5.高齢社会を健やかに生きるために

高齢社会を健やかに生きるために、中国漢方が提案しているのは脳と血管の老化を防ぐことです。痴ほうの原因も、この脳と血管の老化といわれています。
では、脳の老化がどうして進むのかというと、それは「お血(おけつ)」と「腎虚」によります。お血とは血液の流れが悪い状態をいい、腎虚とはホルモン系・泌尿器生殖器系・免疫系などの「腎」の働きの低下を意味し、いわゆる生命力全般
の低下をいいます。物忘れなどの症状とともに足腰のだるさ、脱毛、白髪、歯や骨の弱りなども腎虚の症状です。

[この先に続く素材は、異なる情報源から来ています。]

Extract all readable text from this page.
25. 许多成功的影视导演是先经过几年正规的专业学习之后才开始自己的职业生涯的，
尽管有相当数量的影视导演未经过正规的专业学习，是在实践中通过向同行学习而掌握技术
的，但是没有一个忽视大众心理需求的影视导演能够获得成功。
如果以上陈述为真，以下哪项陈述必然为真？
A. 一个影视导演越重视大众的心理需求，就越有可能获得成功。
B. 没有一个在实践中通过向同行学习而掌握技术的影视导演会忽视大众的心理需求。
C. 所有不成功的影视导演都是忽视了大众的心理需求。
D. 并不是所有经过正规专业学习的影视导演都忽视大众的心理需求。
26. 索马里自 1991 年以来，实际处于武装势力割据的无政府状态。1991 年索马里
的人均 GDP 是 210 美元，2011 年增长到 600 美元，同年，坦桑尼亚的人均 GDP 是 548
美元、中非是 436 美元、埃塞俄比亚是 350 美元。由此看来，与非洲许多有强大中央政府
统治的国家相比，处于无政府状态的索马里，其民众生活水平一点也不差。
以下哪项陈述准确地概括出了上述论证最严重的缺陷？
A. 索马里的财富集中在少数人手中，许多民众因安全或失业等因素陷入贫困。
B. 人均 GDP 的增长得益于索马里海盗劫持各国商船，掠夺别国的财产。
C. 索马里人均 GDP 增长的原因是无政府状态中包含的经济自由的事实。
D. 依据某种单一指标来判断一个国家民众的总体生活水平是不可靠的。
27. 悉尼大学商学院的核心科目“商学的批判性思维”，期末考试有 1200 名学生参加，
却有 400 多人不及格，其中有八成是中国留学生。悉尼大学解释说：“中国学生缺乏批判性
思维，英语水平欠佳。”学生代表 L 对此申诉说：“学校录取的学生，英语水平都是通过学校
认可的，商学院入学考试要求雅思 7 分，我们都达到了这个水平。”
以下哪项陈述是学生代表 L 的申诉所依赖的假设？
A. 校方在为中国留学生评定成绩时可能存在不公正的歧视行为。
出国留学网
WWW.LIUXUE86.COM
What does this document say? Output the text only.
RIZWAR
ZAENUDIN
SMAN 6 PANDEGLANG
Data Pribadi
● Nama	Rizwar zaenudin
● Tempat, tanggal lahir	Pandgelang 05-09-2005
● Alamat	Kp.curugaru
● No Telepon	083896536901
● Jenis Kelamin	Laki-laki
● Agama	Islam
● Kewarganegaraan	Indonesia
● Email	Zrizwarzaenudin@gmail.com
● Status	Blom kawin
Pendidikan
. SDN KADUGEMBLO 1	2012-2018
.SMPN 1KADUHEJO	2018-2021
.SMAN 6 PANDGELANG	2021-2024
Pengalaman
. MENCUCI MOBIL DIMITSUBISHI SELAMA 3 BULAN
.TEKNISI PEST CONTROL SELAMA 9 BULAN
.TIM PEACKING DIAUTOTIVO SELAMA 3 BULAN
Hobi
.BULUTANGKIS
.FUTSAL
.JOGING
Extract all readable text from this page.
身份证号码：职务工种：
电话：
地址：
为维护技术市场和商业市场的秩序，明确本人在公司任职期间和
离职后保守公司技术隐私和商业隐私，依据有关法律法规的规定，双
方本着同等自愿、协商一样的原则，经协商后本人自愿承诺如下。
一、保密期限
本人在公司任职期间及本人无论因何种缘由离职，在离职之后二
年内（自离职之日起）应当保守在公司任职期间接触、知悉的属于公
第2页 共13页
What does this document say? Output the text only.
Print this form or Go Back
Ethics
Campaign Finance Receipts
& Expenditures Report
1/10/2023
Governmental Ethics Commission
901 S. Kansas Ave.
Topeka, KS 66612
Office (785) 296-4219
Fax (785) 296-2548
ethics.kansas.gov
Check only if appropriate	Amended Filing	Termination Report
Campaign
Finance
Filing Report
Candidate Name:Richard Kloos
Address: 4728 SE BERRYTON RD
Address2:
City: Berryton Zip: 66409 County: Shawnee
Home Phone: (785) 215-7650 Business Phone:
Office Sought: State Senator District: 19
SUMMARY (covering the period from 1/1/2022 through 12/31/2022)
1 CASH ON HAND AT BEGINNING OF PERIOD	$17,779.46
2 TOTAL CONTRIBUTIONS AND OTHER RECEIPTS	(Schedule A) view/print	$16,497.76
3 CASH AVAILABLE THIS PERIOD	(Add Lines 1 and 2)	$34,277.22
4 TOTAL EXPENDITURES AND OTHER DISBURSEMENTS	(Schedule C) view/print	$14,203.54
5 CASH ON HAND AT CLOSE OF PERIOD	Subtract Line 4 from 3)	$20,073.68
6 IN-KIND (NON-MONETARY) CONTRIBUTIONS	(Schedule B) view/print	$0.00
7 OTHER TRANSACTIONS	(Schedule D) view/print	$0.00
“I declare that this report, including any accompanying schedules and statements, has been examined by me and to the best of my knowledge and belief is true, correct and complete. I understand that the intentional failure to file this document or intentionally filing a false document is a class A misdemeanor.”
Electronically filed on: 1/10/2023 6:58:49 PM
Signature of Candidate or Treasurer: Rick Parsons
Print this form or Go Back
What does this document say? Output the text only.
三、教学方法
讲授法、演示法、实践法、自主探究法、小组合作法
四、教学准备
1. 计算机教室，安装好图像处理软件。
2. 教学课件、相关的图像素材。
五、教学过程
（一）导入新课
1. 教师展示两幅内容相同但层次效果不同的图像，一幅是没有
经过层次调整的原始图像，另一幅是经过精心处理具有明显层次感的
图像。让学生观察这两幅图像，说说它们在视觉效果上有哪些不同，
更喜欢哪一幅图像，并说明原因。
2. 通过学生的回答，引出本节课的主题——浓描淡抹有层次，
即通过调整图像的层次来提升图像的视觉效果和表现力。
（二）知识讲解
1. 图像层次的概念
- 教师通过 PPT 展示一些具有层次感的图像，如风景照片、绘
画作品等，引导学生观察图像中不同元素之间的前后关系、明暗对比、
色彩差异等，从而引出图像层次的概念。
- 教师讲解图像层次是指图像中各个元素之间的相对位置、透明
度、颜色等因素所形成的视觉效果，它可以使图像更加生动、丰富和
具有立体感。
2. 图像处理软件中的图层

お血には、漢方薬の中でも、全身の血流を改善する働きがある「冠元顆粒(かんげんかりゅう)」を使います。お血改善の効果 の高い食べ物としては、イワシ、サバなどの青魚が挙げられます。また、香りのある野菜、ニンニク、シソ、ニラ、セロリなどにも血の流れを良くする働きがあります。
腎虚には、腎の働きを補う「海馬補腎丸(かいまほじんがん)」を使います。また中国漢方の五臓の色体表によると、腎には黒い色の食べ物が良いと考えるので、黒豆、黒ゴマ、昆布などを食べるようにしましょう。また痴ほう予防に、実の形が脳に似ていて[健脳食]といわれるクルミを食べることもお勧めします。